Bitte die Hauseingänge gegenüber benützen!

Bitte die Hauseingänge gegenüber benützen!

Merke: Auch in küstennahen Städten und Gemeinden ist das Schiffen vor fremden Haustüren gänzlich untersagt. Im allgemein ist es sogar unbotmäßig vor den eigenen Haus- und Hoftüren der Republik.

Wer genau dieses Foto geschossen hat, ist unklar. Kennerhafte Kreise behaupten, es sei in Aachen geschossen worden! Das ist für den Kontext egal. Ein besonders widerliches Beispiel für die Unkollegialität unter Hausverwaltern ist das Schild. Eventuell.

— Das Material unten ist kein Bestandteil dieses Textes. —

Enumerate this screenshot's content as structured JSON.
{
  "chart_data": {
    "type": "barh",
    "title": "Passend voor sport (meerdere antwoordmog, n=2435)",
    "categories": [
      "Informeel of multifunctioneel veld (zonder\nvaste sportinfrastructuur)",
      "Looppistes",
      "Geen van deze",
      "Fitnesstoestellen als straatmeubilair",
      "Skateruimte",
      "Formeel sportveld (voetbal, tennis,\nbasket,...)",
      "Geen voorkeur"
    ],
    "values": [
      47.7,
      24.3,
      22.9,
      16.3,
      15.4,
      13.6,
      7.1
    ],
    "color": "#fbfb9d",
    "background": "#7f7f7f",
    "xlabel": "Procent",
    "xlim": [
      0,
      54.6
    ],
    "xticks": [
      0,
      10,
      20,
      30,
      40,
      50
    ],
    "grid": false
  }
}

Oder war das ein Mieter dieses Hauses? Die Gegend um Aachen gehört ja wie der Rest der Welt eindeutig zum so genannten Berliner Speckgürtel. Weswegen wir auch solche Aachener Erfahrungen an die Netzgemeinde weitergeben. Not und das eigene Bedürfnis: Mit etwas Pech kommt es zum Verwürfnis. Urin schädigt die Umwelt, diese ist sowie so gerade „in Umweltzungen“ begriffen. Männeken Pis, holla di hiti, auch die Putzfrau, der Hauswart und die Bewohner sind nicht gerade glücklich, angesichts dessen!